Il diminua encore le volume de l’autoradio comme le fait chaque être humain en proie à l’incertitude géographique. C’est un fait établi, quand il cherche sa route, l’Homo Sapiens retrouve ses instincts de bête traquée. Il mobilise alors tous ses sens, même les plus inutiles, pour tenter de survivre dans cette nature hostile. Que l’on soit dans la savane, la jungle ou au milieu d’une culture céréalière en friche, cela importe peu. L’ADN parle du plus profond de nos cellules, les bulles hormonales de la peur primordiale imbibent nos axones. On baisse le son. »
«Chacun a sa définition de l’enfer. N’empêche qu’on fait le fringant et un jour on se réveille dans un lit trop grand avec comme seule compagnie une poignée de rhumatismes. Y a des indices. Mes spams veulent me refourguer des conventions obsèques, des protections urinaires et des baignoires qui s’ouvrent sur le côté. »
« Les temps sont troublés, la société mute et toutes les anciennes chapelles se serrent les coudes. Les rivaux d’hier font des bons alliés aujourd’hui quand il s’agit d’un certain conservatisme. Ils préfèrent tous garder les ennemis d’antan avec lesquels ils ont appris à composer plutôt que de laisser la place à des petits nouveaux incontrôlables. La montée des radicaux d’un côté et l’explosion du concept même de la famille de l’autre… Tout cela leur fiche une foutue trouille. Et la peur n’est pas vraiment bonne conseillère…»
Et pour le plaisir :
« Ses prunelles bleues semblaient illuminer son visage aux traits fins et réguliers. L’homme était physiquement beau, quels que soient les critères utilisés. Il aurait sans aucun doute pu être un auteur de polar à succès.»

La chronique jubilatoire de Dany

Sans queue ni tête de Nick Gardel

Une autopsie bien gore rend impossible l’identification de la victime, la logique voudrait que les deux « Jean », duo de flics, complices dans la vie et au boulot se voit attribuer l’enquête. Un duo de potes mais bien plus que de simples collègues de travail, des amis qui peuvent compter sur leur complicité quand la vie privée leur joue des tours où quand ils sont en danger. Dès lors rien de compte que la survie de l’autre. Un vrai couple de vieux garçons ou presque car l’un en rupture amoureuse et l’autre en mode « trop plein ». La différence d’âge ne fait rien à la profondeur de leurs sentiments.
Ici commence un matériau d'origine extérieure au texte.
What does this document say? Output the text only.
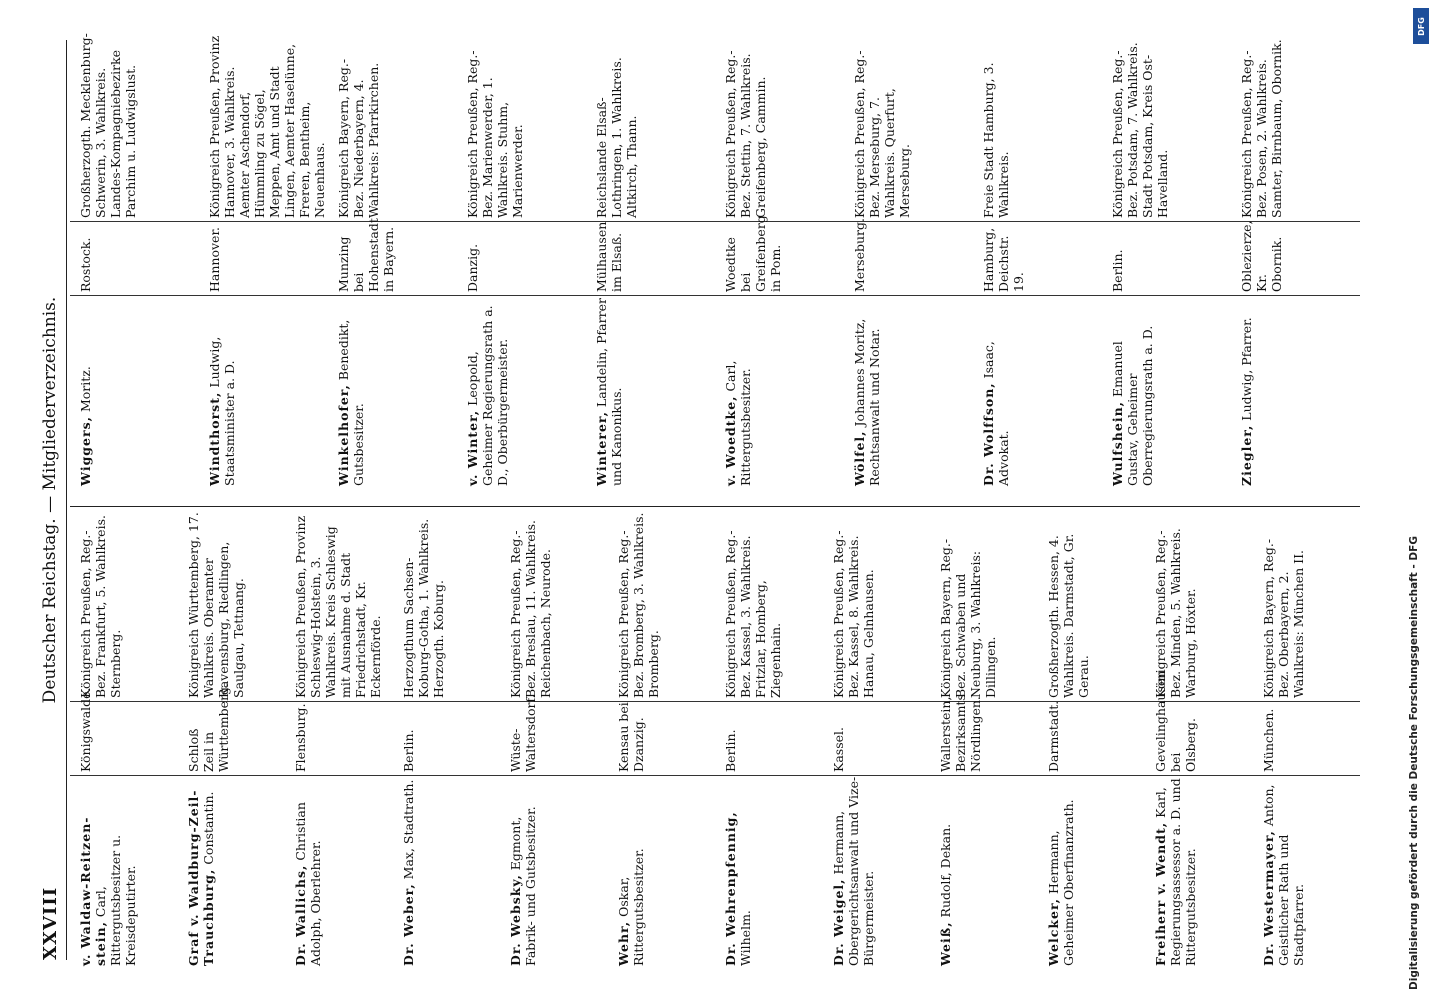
XXVIII
Deutscher Reichstag. — Mitgliederverzeichnis.
v. Waldaw-Reitzen-stein, Carl, Rittergutsbesitzer u. Kreisdeputirter.
Königswalde.
Königreich Preußen, Reg.-Bez. Frankfurt, 5. Wahlkreis. Sternberg.
Graf v. Waldburg-Zeil-Trauchburg, Constantin.
Schloß Zeil in Württemberg.
Königreich Württemberg, 17. Wahlkreis. Oberamter Ravensburg, Riedlingen, Saulgau, Tettnang.
Dr. Wallichs, Christian Adolph, Oberlehrer.
Flensburg.
Königreich Preußen, Provinz Schleswig-Holstein, 3. Wahlkreis. Kreis Schleswig mit Ausnahme d. Stadt Friedrichstadt, Kr. Eckernförde.
Dr. Weber, Max, Stadtrath.
Berlin.
Herzogthum Sachsen-Koburg-Gotha, 1. Wahlkreis. Herzogth. Koburg.
Dr. Websky, Egmont, Fabrik- und Gutsbesitzer.
Wüste-Waltersdorf.
Königreich Preußen, Reg.-Bez. Breslau, 11. Wahlkreis. Reichenbach, Neurode.
Wehr, Oskar, Rittergutsbesitzer.
Kensau bei Dzanzig.
Königreich Preußen, Reg.-Bez. Bromberg, 3. Wahlkreis. Bromberg.
Dr. Wehrenpfennig, Wilhelm.
Berlin.
Königreich Preußen, Reg.-Bez. Kassel, 3. Wahlkreis. Fritzlar, Homberg, Ziegenhain.
Dr. Weigel, Hermann, Obergerichtsanwalt und Vize-Bürgermeister.
Kassel.
Königreich Preußen, Reg.-Bez. Kassel, 8. Wahlkreis. Hanau, Gelnhausen.
Weiß, Rudolf, Dekan.
Wallerstein, Bezirksamts Nördlingen.
Königreich Bayern, Reg.-Bez. Schwaben und Neuburg, 3. Wahlkreis: Dillingen.
Welcker, Hermann, Geheimer Oberfinanzrath.
Darmstadt.
Großherzogth. Hessen, 4. Wahlkreis. Darmstadt, Gr. Gerau.
Freiherr v. Wendt, Karl, Regierungsassessor a. D. und Rittergutsbesitzer.
Gevelinghausen bei Olsberg.
Königreich Preußen, Reg.-Bez. Minden, 5. Wahlkreis. Warburg, Höxter.
Dr. Westermayer, Anton, Geistlicher Rath und Stadtpfarrer.
München.
Königreich Bayern, Reg.-Bez. Oberbayern, 2. Wahlkreis: München II.
Wiggers, Moritz.
Rostock.
Großherzogth. Mecklenburg-Schwerin, 3. Wahlkreis. Landes-Kompagniebezirke Parchim u. Ludwigslust.
Windthorst, Ludwig, Staatsminister a. D.
Hannover.
Königreich Preußen, Provinz Hannover, 3. Wahlkreis. Aemter Aschendorf, Hümmling zu Sögel, Meppen, Amt und Stadt Lingen, Aemter Haselünne, Freren, Bentheim, Neuenhaus.
Winkelhofer, Benedikt, Gutsbesitzer.
Munzing bei Hohenstadt in Bayern.
Königreich Bayern, Reg.-Bez. Niederbayern, 4. Wahlkreis: Pfarrkirchen.
v. Winter, Leopold, Geheimer Regierungsrath a. D., Oberbürgermeister.
Danzig.
Königreich Preußen, Reg.-Bez. Marienwerder, 1. Wahlkreis. Stuhm, Marienwerder.
Winterer, Landelin, Pfarrer und Kanonikus.
Mülhausen im Elsaß.
Reichslande Elsaß-Lothringen, 1. Wahlkreis. Altkirch, Thann.
v. Woedtke, Carl, Rittergutsbesitzer.
Woedtke bei Greifenberg in Pom.
Königreich Preußen, Reg.-Bez. Stettin, 7. Wahlkreis. Greifenberg, Cammin.
Wölfel, Johannes Moritz, Rechtsanwalt und Notar.
Merseburg.
Königreich Preußen, Reg.-Bez. Merseburg, 7. Wahlkreis. Querfurt, Merseburg.
Dr. Wolffson, Isaac, Advokat.
Hamburg, Deichstr. 19.
Freie Stadt Hamburg, 3. Wahlkreis.
Wulfshein, Emanuel Gustav, Geheimer Oberregierungsrath a. D.
Berlin.
Königreich Preußen, Reg.-Bez. Potsdam, 7. Wahlkreis. Stadt Potsdam, Kreis Ost-Havelland.
Ziegler, Ludwig, Pfarrer.
Oblezierze, Kr. Obornik.
Königreich Preußen, Reg.-Bez. Posen, 2. Wahlkreis. Samter, Birnbaum, Obornik.
Digitalisierung gefördert durch die Deutsche Forschungsgemeinschaft - DFG
DFG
L’éloignement de l’un d’eux, au prétexte de son homosexualité va au contraire permettre la résolution d’un mystérieux trafic de reliques de façon peu orthodoxe. Mais n’oublions pas qu’il s’agit d’un roman de Nick Gardel tout de même…

Les situations semblent moins cocasses que dans les précédents romans de cet auteur mais cependant suffisamment atypiques pour attirer l’attention du lecteur. Deux enquêtes « classiques » revues à la sauce Gardel, ça ne peut pas se passer sans problèmes.

Il tacle à merveille l’église, la médecine, les fachos et néonazis, les responsables hiérarchiques des policiers qui se coltinent le terrain et les risques qui vont avec, dans un style plus policé pour ne pas dire plus « polar ».

L’embryon de groupe d’enquêteurs qui émerge en fin de roman nous permet d’espérer une suite avec ceux des personnages encore en état de nous raconter une nouvelle histoire sans queue ni tête …

Avis aux amateurs : la dérision et le ton sarcastique servent à merveille ce quinzième roman de Nick Gardel qui a commis par ailleurs un certain nombre de nouvelles, avec un style d’une précision chirurgicale et des personnages attachants qu’il serait fort dommage de perdre de vue faute de diffusion.

Excellent moment de lecture, très documenté et jubilatoire à souhait.

Lu en version numérique.

Je tiens à remercier l’auteur pour sa confiance et les échanges autour de ce roman.